从 iPSCs 中衍生出皮肤角质形成细胞,并指定为第一代(P1)、第二代(P2)和第三代(P3)传代细胞,以比较 DDR 的分化状态。在 2 Gy 伽马射线照射后,用 DNA 双链断裂标记物 γ-H2AX/53BP1 和细胞衰老标记物 p16/p21 对细胞进行免疫染色,以分析 DDR。通过 Western blot、WST-8 测定和 TUNEL 测定分别分析 DDR 蛋白表达水平、细胞存活和细胞凋亡。还分析了构建的 3D 类器官建模的 DDR。

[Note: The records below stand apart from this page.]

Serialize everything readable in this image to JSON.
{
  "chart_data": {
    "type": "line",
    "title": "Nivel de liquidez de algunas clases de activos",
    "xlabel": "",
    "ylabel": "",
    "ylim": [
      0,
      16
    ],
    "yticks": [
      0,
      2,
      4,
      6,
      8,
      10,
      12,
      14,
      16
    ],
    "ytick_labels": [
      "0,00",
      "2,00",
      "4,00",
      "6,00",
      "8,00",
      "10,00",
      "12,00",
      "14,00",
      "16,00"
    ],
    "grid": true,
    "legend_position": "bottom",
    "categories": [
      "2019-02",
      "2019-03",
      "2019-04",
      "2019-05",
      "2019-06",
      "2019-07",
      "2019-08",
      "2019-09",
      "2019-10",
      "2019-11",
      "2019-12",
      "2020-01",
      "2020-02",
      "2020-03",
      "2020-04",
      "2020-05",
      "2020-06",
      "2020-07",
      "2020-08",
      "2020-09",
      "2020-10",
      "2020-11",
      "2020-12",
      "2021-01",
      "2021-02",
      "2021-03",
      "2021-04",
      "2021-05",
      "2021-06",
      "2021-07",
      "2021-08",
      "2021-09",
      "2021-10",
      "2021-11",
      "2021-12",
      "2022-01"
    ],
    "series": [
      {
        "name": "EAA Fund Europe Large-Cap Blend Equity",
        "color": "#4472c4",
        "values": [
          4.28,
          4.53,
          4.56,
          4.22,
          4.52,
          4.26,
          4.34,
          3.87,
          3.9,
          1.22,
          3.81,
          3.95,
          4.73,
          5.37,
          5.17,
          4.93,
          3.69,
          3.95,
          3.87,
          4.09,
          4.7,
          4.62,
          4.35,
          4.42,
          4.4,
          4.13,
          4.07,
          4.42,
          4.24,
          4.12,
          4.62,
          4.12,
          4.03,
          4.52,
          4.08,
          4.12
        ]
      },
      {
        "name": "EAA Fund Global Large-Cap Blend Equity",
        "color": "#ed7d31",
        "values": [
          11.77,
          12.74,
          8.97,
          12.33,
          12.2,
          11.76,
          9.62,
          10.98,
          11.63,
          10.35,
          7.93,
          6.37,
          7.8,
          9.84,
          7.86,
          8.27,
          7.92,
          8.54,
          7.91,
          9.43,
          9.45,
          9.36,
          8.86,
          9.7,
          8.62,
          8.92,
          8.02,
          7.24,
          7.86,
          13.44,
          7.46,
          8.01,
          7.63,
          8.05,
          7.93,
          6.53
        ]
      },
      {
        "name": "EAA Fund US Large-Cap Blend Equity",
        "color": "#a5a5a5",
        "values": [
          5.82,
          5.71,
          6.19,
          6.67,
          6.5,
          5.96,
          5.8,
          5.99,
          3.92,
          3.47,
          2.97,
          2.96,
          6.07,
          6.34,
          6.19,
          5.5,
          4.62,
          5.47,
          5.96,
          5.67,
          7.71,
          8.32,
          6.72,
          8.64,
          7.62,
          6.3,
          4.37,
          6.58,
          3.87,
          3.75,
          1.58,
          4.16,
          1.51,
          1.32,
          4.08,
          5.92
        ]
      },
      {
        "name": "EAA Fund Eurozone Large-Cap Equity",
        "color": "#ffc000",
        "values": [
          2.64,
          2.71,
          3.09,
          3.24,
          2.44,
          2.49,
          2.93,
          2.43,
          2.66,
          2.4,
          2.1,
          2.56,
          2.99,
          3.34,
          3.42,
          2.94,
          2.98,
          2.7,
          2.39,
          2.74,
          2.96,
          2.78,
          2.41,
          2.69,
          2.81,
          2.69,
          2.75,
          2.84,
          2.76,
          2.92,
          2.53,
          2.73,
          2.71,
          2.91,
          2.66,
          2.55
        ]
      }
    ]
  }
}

P1、P2 和 P3 角质形成细胞用免疫荧光法用角蛋白 14 和 p63 标志物进行了特征鉴定,所有细胞均对这两种标志物呈阳性。衍生的角质形成细胞表现出高整合素 α6 和 CD71 的表达(实时(qRT)-PCR 比值:iPSCs:整合素 α6:1.12,CD71:1.25,P1:整合素 α6:7.80,CD71:0.43,P2:整合素 α6:5.53,CD71:0.48),表明 P1 和 P2 角质形成细胞具有作为角质形成细胞祖细胞的潜力。同时,P3 角质形成细胞表现出低整合素 α6 和 CD71 的表达(qRT-PCR 比值:P3:整合素 α6:0.55,CD71:0.10),表明分化的角质形成细胞。在 IR 暴露后,P1 和 P2 角质形成细胞通过 γ-H2AX/53BP1 焦点测定显示 DNA 修复活性增加(P1:γ-H2AX:28.0%,53BP1:17.0%,P2:γ-H2AX:37.7%,53BP1:28.3%),但 P3 角质形成细胞(P3:γ-H2AX:74.7%,53BP1:63.7%)则没有与 iPSCs(γ-H2AX:57.0%,53BP1:55.0%)相比。此外,与 iPSCs 相比,衍生的角质形成细胞中细胞衰老标志物 p16 和 p21 的表达增加(P16:非辐照,iPSCs:0%,P1:12.5%,P2:14.5%,P3:29.7%,IR,iPSCs:0%,P1:19.5%,P2:34.8%,P3:64.5%)。与 iPSCs 相比,DDR 蛋白表达、细胞敏感性和细胞凋亡活性在衍生的角质形成细胞中降低。
我们已经证明了从 iPSCs 中衍生出角质形成细胞及其分化状态和 DDR 的特征。衍生的角质形成细胞表现出类似于祖细胞的特征,这是 DDR 的结果。这些结果表明,衍生的角质形成细胞是分析来自癌症治疗放射治疗的皮肤组织中 IR 对 DDR 等影响的有用工具。